There are, to be sure, many Comcast operations now headquartered outside Philadelphia, Cohen noted: the NBC and cable network offices in New York, Connecticut and North Jersey; the Universal theme parks in Florida, where sales are up thanks to Harry Potter attractions; the Universal film studios in California, where Cohen says he's fought one of the toughest land-use battles of his career to get an additional Harry Potter attraction approved.
So what's still in Philly? Besides the headquarters group and regional servicing groups, "at the Comcast Center we have over 600 engineers working, many of them involved in R&D," Cohen said.
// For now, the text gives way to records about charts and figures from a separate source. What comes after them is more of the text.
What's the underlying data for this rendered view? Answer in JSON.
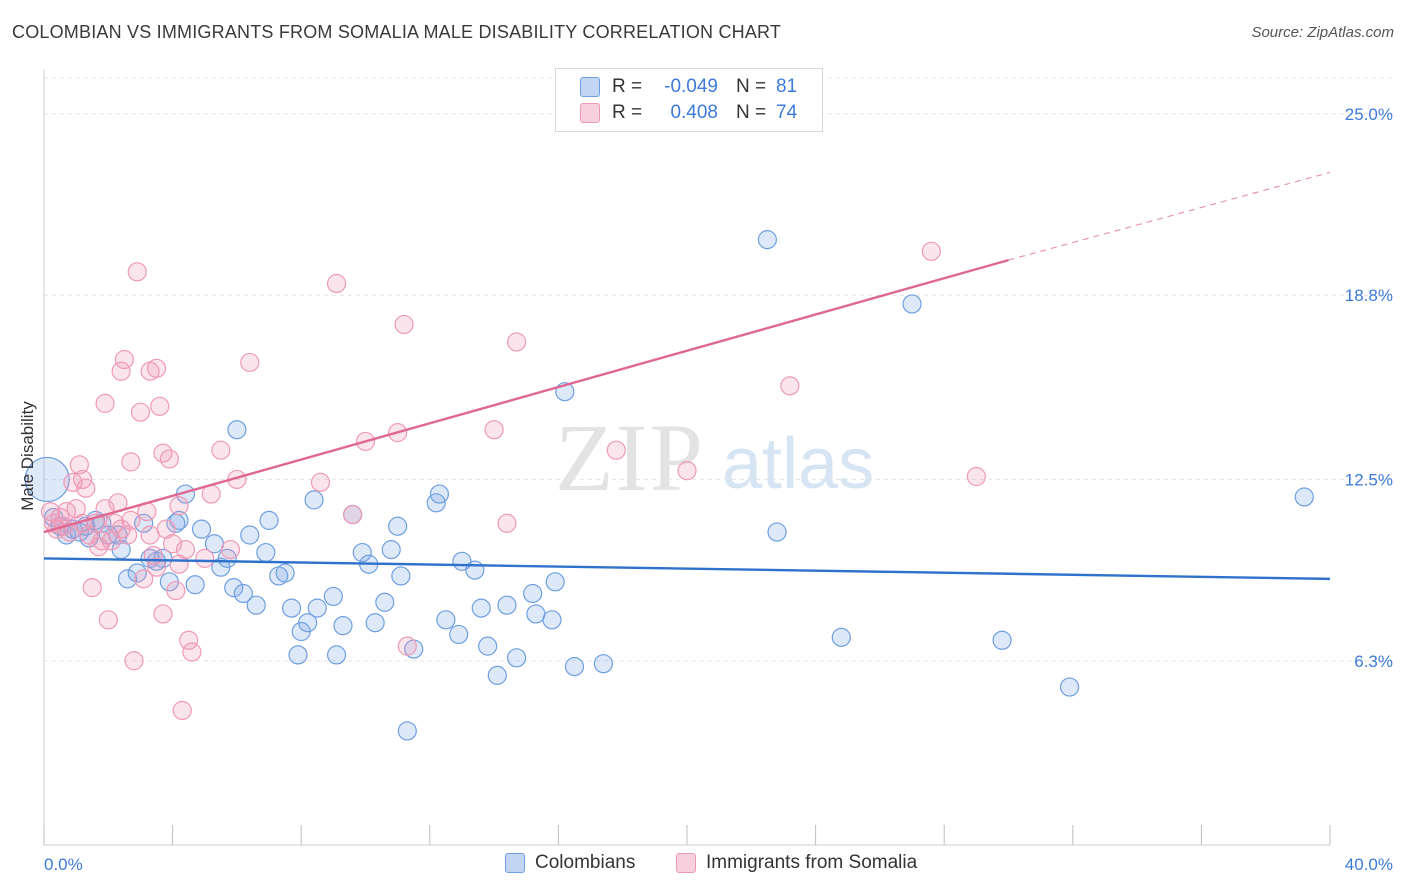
{
  "header": {
    "title": "COLOMBIAN VS IMMIGRANTS FROM SOMALIA MALE DISABILITY CORRELATION CHART",
    "source": "Source: ZipAtlas.com"
  },
  "watermark": {
    "zip": "ZIP",
    "atlas": "atlas"
  },
  "legend_top": {
    "rows": [
      {
        "r_label": "R =",
        "r_value": "-0.049",
        "n_label": "N =",
        "n_value": "81"
      },
      {
        "r_label": "R =",
        "r_value": "0.408",
        "n_label": "N =",
        "n_value": "74"
      }
    ]
  },
  "legend_bottom": {
    "items": [
      {
        "label": "Colombians"
      },
      {
        "label": "Immigrants from Somalia"
      }
    ]
  },
  "colors": {
    "colombians_fill": "rgba(120,165,230,0.25)",
    "colombians_stroke": "#6f9fe0",
    "colombians_line": "#2f72cc",
    "somalia_fill": "rgba(240,150,180,0.25)",
    "somalia_stroke": "#ee9ab6",
    "somalia_line": "#e06890",
    "tick_label": "#3d7bd9",
    "grid": "#e4e4e4"
  },
  "chart_data": {
    "type": "scatter",
    "ylabel": "Male Disability",
    "xlabel": "",
    "xlim": [
      0,
      40
    ],
    "ylim": [
      0,
      26.5
    ],
    "x_tick_labels": [
      {
        "value": 0,
        "label": "0.0%"
      },
      {
        "value": 40,
        "label": "40.0%"
      }
    ],
    "y_tick_labels": [
      {
        "value": 6.3,
        "label": "6.3%"
      },
      {
        "value": 12.5,
        "label": "12.5%"
      },
      {
        "value": 18.8,
        "label": "18.8%"
      },
      {
        "value": 25.0,
        "label": "25.0%"
      }
    ],
    "grid": "horizontal dashed",
    "series": [
      {
        "name": "Colombians",
        "trend": {
          "x": [
            0,
            40
          ],
          "y": [
            9.8,
            9.1
          ]
        },
        "points": [
          {
            "x": 0.1,
            "y": 12.5,
            "big": true
          },
          {
            "x": 0.3,
            "y": 11.2
          },
          {
            "x": 0.5,
            "y": 10.9
          },
          {
            "x": 0.7,
            "y": 10.6
          },
          {
            "x": 0.9,
            "y": 10.8
          },
          {
            "x": 1.1,
            "y": 10.7
          },
          {
            "x": 1.3,
            "y": 10.9
          },
          {
            "x": 1.4,
            "y": 10.5
          },
          {
            "x": 1.6,
            "y": 11.1
          },
          {
            "x": 1.8,
            "y": 11.0
          },
          {
            "x": 2.0,
            "y": 10.6
          },
          {
            "x": 2.3,
            "y": 10.6
          },
          {
            "x": 2.4,
            "y": 10.1
          },
          {
            "x": 2.6,
            "y": 9.1
          },
          {
            "x": 2.9,
            "y": 9.3
          },
          {
            "x": 3.1,
            "y": 11.0
          },
          {
            "x": 3.3,
            "y": 9.8
          },
          {
            "x": 3.5,
            "y": 9.7
          },
          {
            "x": 3.7,
            "y": 9.8
          },
          {
            "x": 3.9,
            "y": 9.0
          },
          {
            "x": 4.1,
            "y": 11.0
          },
          {
            "x": 4.2,
            "y": 11.1
          },
          {
            "x": 4.4,
            "y": 12.0
          },
          {
            "x": 4.7,
            "y": 8.9
          },
          {
            "x": 4.9,
            "y": 10.8
          },
          {
            "x": 5.3,
            "y": 10.3
          },
          {
            "x": 5.5,
            "y": 9.5
          },
          {
            "x": 5.7,
            "y": 9.8
          },
          {
            "x": 5.9,
            "y": 8.8
          },
          {
            "x": 6.0,
            "y": 14.2
          },
          {
            "x": 6.2,
            "y": 8.6
          },
          {
            "x": 6.4,
            "y": 10.6
          },
          {
            "x": 6.6,
            "y": 8.2
          },
          {
            "x": 6.9,
            "y": 10.0
          },
          {
            "x": 7.0,
            "y": 11.1
          },
          {
            "x": 7.3,
            "y": 9.2
          },
          {
            "x": 7.5,
            "y": 9.3
          },
          {
            "x": 7.7,
            "y": 8.1
          },
          {
            "x": 7.9,
            "y": 6.5
          },
          {
            "x": 8.0,
            "y": 7.3
          },
          {
            "x": 8.2,
            "y": 7.6
          },
          {
            "x": 8.4,
            "y": 11.8
          },
          {
            "x": 8.5,
            "y": 8.1
          },
          {
            "x": 9.0,
            "y": 8.5
          },
          {
            "x": 9.1,
            "y": 6.5
          },
          {
            "x": 9.3,
            "y": 7.5
          },
          {
            "x": 9.6,
            "y": 11.3
          },
          {
            "x": 9.9,
            "y": 10.0
          },
          {
            "x": 10.1,
            "y": 9.6
          },
          {
            "x": 10.3,
            "y": 7.6
          },
          {
            "x": 10.6,
            "y": 8.3
          },
          {
            "x": 10.8,
            "y": 10.1
          },
          {
            "x": 11.0,
            "y": 10.9
          },
          {
            "x": 11.1,
            "y": 9.2
          },
          {
            "x": 11.3,
            "y": 3.9
          },
          {
            "x": 11.5,
            "y": 6.7
          },
          {
            "x": 12.2,
            "y": 11.7
          },
          {
            "x": 12.3,
            "y": 12.0
          },
          {
            "x": 12.5,
            "y": 7.7
          },
          {
            "x": 12.9,
            "y": 7.2
          },
          {
            "x": 13.0,
            "y": 9.7
          },
          {
            "x": 13.4,
            "y": 9.4
          },
          {
            "x": 13.6,
            "y": 8.1
          },
          {
            "x": 13.8,
            "y": 6.8
          },
          {
            "x": 14.1,
            "y": 5.8
          },
          {
            "x": 14.4,
            "y": 8.2
          },
          {
            "x": 14.7,
            "y": 6.4
          },
          {
            "x": 15.2,
            "y": 8.6
          },
          {
            "x": 15.3,
            "y": 7.9
          },
          {
            "x": 15.8,
            "y": 7.7
          },
          {
            "x": 15.9,
            "y": 9.0
          },
          {
            "x": 16.2,
            "y": 15.5
          },
          {
            "x": 16.5,
            "y": 6.1
          },
          {
            "x": 17.4,
            "y": 6.2
          },
          {
            "x": 22.5,
            "y": 20.7
          },
          {
            "x": 22.8,
            "y": 10.7
          },
          {
            "x": 24.8,
            "y": 7.1
          },
          {
            "x": 27.0,
            "y": 18.5
          },
          {
            "x": 29.8,
            "y": 7.0
          },
          {
            "x": 31.9,
            "y": 5.4
          },
          {
            "x": 39.2,
            "y": 11.9
          }
        ]
      },
      {
        "name": "Immigrants from Somalia",
        "trend": {
          "x": [
            0,
            30
          ],
          "y": [
            10.7,
            20.0
          ]
        },
        "trend_extension": {
          "x": [
            30,
            40
          ],
          "y": [
            20.0,
            23.0
          ]
        },
        "points": [
          {
            "x": 0.2,
            "y": 11.4
          },
          {
            "x": 0.3,
            "y": 11.0
          },
          {
            "x": 0.4,
            "y": 10.8
          },
          {
            "x": 0.5,
            "y": 11.2
          },
          {
            "x": 0.6,
            "y": 10.9
          },
          {
            "x": 0.7,
            "y": 11.4
          },
          {
            "x": 0.8,
            "y": 10.7
          },
          {
            "x": 0.9,
            "y": 12.4
          },
          {
            "x": 1.0,
            "y": 11.5
          },
          {
            "x": 1.1,
            "y": 13.0
          },
          {
            "x": 1.2,
            "y": 11.0
          },
          {
            "x": 1.2,
            "y": 12.5
          },
          {
            "x": 1.3,
            "y": 12.2
          },
          {
            "x": 1.4,
            "y": 10.6
          },
          {
            "x": 1.5,
            "y": 8.8
          },
          {
            "x": 1.6,
            "y": 11.0
          },
          {
            "x": 1.7,
            "y": 10.2
          },
          {
            "x": 1.8,
            "y": 10.4
          },
          {
            "x": 1.9,
            "y": 11.5
          },
          {
            "x": 1.9,
            "y": 15.1
          },
          {
            "x": 2.0,
            "y": 7.7
          },
          {
            "x": 2.1,
            "y": 10.4
          },
          {
            "x": 2.2,
            "y": 11.0
          },
          {
            "x": 2.3,
            "y": 11.7
          },
          {
            "x": 2.4,
            "y": 10.8
          },
          {
            "x": 2.4,
            "y": 16.2
          },
          {
            "x": 2.5,
            "y": 16.6
          },
          {
            "x": 2.6,
            "y": 10.6
          },
          {
            "x": 2.7,
            "y": 11.1
          },
          {
            "x": 2.7,
            "y": 13.1
          },
          {
            "x": 2.8,
            "y": 6.3
          },
          {
            "x": 2.9,
            "y": 19.6
          },
          {
            "x": 3.0,
            "y": 14.8
          },
          {
            "x": 3.1,
            "y": 9.1
          },
          {
            "x": 3.2,
            "y": 11.4
          },
          {
            "x": 3.3,
            "y": 10.6
          },
          {
            "x": 3.3,
            "y": 16.2
          },
          {
            "x": 3.4,
            "y": 9.9
          },
          {
            "x": 3.5,
            "y": 9.5
          },
          {
            "x": 3.5,
            "y": 16.3
          },
          {
            "x": 3.6,
            "y": 15.0
          },
          {
            "x": 3.7,
            "y": 7.9
          },
          {
            "x": 3.7,
            "y": 13.4
          },
          {
            "x": 3.8,
            "y": 10.8
          },
          {
            "x": 3.9,
            "y": 13.2
          },
          {
            "x": 4.0,
            "y": 10.3
          },
          {
            "x": 4.1,
            "y": 8.7
          },
          {
            "x": 4.2,
            "y": 11.6
          },
          {
            "x": 4.2,
            "y": 9.6
          },
          {
            "x": 4.3,
            "y": 4.6
          },
          {
            "x": 4.4,
            "y": 10.1
          },
          {
            "x": 4.5,
            "y": 7.0
          },
          {
            "x": 4.6,
            "y": 6.6
          },
          {
            "x": 5.0,
            "y": 9.8
          },
          {
            "x": 5.2,
            "y": 12.0
          },
          {
            "x": 5.5,
            "y": 13.5
          },
          {
            "x": 5.8,
            "y": 10.1
          },
          {
            "x": 6.0,
            "y": 12.5
          },
          {
            "x": 6.4,
            "y": 16.5
          },
          {
            "x": 8.6,
            "y": 12.4
          },
          {
            "x": 9.1,
            "y": 19.2
          },
          {
            "x": 9.6,
            "y": 11.3
          },
          {
            "x": 10.0,
            "y": 13.8
          },
          {
            "x": 11.0,
            "y": 14.1
          },
          {
            "x": 11.2,
            "y": 17.8
          },
          {
            "x": 11.3,
            "y": 6.8
          },
          {
            "x": 14.0,
            "y": 14.2
          },
          {
            "x": 14.4,
            "y": 11.0
          },
          {
            "x": 14.7,
            "y": 17.2
          },
          {
            "x": 17.8,
            "y": 13.5
          },
          {
            "x": 20.0,
            "y": 12.8
          },
          {
            "x": 23.2,
            "y": 15.7
          },
          {
            "x": 27.6,
            "y": 20.3
          },
          {
            "x": 29.0,
            "y": 12.6
          }
        ]
      }
    ]
  }
}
"Innovation created in Philadelphia," by those engineers, includes Comcast's Xfinity TV apps for iPads, iPhones, Android phones (4 million downloads to date among Comcast's 21 million customers); Xfinity Wifi; AnyPlay smartpone video controls; Streampix, "our Netflix-like competitor" that plans to triple its current 20,000-movie collection; ConstantGuard computer security; Xfinity Home, Comcast's cable-based home-security service; X1 Platform, currently available in Georgia and Boston, which makes it easier to locate programming via smartphone; Xfinity TV on XBox 360: "You can watch the entire Comcast on Demand network... through your XBox." Cohen said. "All created in Philadelpha in just the last two or three years."
He added, "I hope you have a sense of pride that it is a Philadelphia company that is the custodian of all these iconoic brands... The impact we can have as a result of all these voices is incredible."
At the same time, Cohen said he's often called on to defend Comcast's role as purveyor of programming like the Kardashian sisters' television series, noting they enjoy high ratings: "We're in the business of giving people, to some extent, what they want to see."